O alívio do petróleo e a resiliência da tecnologia dominam.
“As ações fecharam marginalmente mais baixas ontem, lideradas por energia e materiais, mas o movimento principal novamente escondeu uma dispersão muito ampla entre setores e regiões. Este não é um mercado limpo de ‘risk on’ ou ‘risk off’. É um mercado dominado por duas forças: as perspectivas de lucros para a tecnologia e o impacto dos movimentos violentos no petróleo.”
“Apesar do declínio modesto do índice, cinco setores fecharam em alta, e vale notar que tanto o consumo discricionário quanto os bens de consumo essenciais avançaram, pois o imposto implícito ao consumidor decorrente do petróleo caiu acentuadamente, com o Brent agora de volta aos níveis pré-conflito.”
“Ao mesmo tempo, a narrativa dos lucros de tecnologia foi fortemente validada pela Micron, cujos resultados e projeções superaram as expectativas já elevadas e desencadearam um claro movimento de alívio em exposições relacionadas a IA e memória.”

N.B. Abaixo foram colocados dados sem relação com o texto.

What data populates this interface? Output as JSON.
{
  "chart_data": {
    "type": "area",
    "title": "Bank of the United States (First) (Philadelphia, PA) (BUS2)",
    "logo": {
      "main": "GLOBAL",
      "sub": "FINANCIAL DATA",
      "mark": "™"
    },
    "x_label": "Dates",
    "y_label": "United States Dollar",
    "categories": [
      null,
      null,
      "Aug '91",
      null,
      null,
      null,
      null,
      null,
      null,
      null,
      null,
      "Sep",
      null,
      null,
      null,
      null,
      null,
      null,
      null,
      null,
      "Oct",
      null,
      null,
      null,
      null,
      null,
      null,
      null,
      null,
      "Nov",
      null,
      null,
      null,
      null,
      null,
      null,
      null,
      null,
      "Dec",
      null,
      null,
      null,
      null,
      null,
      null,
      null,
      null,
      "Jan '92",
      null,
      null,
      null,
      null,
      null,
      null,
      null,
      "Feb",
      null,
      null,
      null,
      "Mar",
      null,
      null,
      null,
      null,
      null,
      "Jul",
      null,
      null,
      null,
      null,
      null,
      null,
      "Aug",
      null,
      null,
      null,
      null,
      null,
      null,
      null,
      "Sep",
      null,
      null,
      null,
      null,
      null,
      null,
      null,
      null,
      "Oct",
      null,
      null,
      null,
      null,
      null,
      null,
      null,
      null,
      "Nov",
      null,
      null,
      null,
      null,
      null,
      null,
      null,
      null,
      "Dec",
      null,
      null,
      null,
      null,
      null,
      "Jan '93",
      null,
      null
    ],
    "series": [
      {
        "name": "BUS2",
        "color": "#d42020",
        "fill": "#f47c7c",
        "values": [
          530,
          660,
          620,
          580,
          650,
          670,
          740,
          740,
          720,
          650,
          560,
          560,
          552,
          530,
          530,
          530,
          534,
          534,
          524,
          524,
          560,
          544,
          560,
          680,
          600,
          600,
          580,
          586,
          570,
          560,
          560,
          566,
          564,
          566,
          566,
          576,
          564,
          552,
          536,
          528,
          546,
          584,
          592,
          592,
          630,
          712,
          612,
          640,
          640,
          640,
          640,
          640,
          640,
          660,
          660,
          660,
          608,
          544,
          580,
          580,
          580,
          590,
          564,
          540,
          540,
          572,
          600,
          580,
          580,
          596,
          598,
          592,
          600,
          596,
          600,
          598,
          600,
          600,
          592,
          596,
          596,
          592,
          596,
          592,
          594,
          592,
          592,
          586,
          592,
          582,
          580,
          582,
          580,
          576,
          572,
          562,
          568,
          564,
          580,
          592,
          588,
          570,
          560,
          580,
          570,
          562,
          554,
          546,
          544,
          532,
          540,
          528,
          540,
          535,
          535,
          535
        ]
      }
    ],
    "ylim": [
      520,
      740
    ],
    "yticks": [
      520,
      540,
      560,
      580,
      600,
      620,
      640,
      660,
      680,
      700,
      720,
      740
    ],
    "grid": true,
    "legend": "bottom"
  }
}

“Em nossa opinião, estar do lado certo desses dois impulsionadores, o alívio do petróleo e a resiliência dos lucros de tecnologia, é a chave para superar o desempenho no período vindouro.”
“Esta manhã, o rali de alívio da Micron está se desenrolando na Ásia, com Japão e Coreia do Sul liderando os ganhos, enquanto os futuros dos EUA e da Europa estão majoritariamente em alta, liderados pela tecnologia dos EUA.”